Ed described the shooting of Nathan Mazo at the National Biscuit office as a gesture of chivalry as much as an act of violence. “I was afraid she would be hurt,” Ed told Hughes, explaining that the cashier had thrown Celia to the floor in an attempt to grab her gun. “I shot through the door more to impress the man he couldn’t hurt my wife than to hurt him.” Ed also claimed that “we had decided to make the biscuit company haul our last job holdup. I knew that drivers brought a lot of money into the office.” He echoed Celia, claiming the stickup was just to get enough money to get down to Florida where “he would have gotten work from a man he knew and ‘gone straight.’”
Hughes was pleased that he had obtained a full confession from the lips of the Bobbed Haired Bandit, and he seemed charmed by the couple. “They are much in love with each other and each desires to shoulder most of the blame,” the A.D.A. reported, and, including a plug for Ed’s much maligned masculinity, added that “certainly her husband acts in a most manly way toward her and she in turn would save him if she could.”

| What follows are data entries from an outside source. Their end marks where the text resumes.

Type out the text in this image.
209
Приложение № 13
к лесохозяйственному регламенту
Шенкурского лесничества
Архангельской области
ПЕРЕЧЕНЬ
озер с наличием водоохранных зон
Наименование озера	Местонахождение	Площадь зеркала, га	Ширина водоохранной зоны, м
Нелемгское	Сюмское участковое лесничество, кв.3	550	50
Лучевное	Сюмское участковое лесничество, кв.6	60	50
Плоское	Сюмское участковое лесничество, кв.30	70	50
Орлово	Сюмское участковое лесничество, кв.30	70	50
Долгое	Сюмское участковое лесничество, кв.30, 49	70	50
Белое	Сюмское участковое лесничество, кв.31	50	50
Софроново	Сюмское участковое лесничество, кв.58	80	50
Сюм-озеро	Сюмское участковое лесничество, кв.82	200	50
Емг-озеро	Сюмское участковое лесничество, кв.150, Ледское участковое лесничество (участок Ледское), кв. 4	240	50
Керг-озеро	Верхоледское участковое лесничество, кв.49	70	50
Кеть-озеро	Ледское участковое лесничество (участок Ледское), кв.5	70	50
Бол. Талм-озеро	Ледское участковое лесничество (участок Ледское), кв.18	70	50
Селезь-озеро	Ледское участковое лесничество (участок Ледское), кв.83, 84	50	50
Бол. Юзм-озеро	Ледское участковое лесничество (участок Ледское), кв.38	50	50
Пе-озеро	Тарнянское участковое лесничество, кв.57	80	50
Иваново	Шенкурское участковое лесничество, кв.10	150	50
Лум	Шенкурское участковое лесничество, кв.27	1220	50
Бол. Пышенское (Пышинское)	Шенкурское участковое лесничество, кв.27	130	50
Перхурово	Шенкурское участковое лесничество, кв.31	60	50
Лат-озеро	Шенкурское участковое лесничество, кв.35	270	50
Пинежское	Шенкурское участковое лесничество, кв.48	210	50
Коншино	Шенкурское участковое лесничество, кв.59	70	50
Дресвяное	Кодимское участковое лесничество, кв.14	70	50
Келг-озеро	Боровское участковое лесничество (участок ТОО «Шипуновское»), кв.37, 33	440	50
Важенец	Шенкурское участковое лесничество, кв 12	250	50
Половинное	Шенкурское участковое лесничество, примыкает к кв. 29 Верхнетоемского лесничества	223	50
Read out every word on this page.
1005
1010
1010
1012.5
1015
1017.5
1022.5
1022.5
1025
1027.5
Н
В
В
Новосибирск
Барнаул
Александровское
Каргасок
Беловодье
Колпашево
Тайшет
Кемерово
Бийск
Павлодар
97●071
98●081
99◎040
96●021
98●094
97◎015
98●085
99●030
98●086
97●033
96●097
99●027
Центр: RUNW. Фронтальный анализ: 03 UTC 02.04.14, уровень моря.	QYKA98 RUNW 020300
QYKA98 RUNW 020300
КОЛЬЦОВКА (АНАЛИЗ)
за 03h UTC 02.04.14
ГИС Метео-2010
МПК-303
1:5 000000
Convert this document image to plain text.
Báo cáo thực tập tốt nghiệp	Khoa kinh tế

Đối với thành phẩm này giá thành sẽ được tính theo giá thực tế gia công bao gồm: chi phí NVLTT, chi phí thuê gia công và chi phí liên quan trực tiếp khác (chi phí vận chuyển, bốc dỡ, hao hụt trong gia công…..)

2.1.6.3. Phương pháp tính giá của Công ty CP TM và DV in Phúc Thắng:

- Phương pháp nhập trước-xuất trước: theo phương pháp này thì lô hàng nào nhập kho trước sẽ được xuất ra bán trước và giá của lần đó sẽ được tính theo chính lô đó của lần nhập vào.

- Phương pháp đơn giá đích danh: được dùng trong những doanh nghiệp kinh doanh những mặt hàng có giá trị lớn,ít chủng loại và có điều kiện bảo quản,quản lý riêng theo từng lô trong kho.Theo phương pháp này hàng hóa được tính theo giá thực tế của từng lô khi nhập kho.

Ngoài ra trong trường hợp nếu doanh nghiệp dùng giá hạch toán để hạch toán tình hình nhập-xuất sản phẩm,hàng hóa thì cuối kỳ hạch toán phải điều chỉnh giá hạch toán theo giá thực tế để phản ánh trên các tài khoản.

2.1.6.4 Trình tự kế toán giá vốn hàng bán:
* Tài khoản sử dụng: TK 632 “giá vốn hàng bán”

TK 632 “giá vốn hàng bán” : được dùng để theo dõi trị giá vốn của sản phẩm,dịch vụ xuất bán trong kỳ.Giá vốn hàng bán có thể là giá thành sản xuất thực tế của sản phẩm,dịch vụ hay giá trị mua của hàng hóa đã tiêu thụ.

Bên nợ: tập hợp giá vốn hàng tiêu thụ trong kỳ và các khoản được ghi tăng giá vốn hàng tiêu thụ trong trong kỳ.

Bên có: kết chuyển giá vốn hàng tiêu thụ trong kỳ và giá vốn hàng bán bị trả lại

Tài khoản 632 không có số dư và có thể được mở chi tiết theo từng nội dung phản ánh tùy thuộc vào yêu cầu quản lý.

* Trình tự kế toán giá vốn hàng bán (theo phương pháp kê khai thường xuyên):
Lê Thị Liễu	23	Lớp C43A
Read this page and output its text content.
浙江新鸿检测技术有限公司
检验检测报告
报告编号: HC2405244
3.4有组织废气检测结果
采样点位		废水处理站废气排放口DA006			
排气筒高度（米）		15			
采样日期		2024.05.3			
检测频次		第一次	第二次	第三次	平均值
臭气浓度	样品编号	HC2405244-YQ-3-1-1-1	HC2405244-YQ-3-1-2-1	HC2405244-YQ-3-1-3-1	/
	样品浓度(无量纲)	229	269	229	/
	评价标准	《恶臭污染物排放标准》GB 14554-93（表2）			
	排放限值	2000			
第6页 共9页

Following Celia’s lead, and knowing a good story when they heard one, the Herald-Tribune, one of the two papers to report in any depth on this first meeting at the D.A.s office, led their day’s article on the Bobbed Haired Bandit with this:
Celia Cooney, Brooklyn’s bobbed-hair bandit, dreamed of the tiny stranger that was to come to her, and she resented the fate that ordained that her baby would be born in a cheap furnished room. Her husband was a mechanic for $30 a week. It was difficult for two to get along. But with three, and with all the incumbent expense—.
With this pregnant pause the paragraph ends, leading into details of the robberies committed in the name of the then-unborn babe.
Others were not buying-or selling-Celia’s morality tale. The New York Times reported essentially the same story, but from a different angle. With a condescending air befitting its stature and audience, the Times reported that “notwithstanding the fact that there are facilities in New York which permit the birth of children at little or no expense, Celia Cooney stuck to her original story that it was because of the expected baby that she and her husband . . . turned to a career of crime.” The Times then sniffed that Celia felt “the world owed them a living.” More perceptively, the Times reporter went on to comment that Celia “seems to consider herself the heroine of a melodrama.”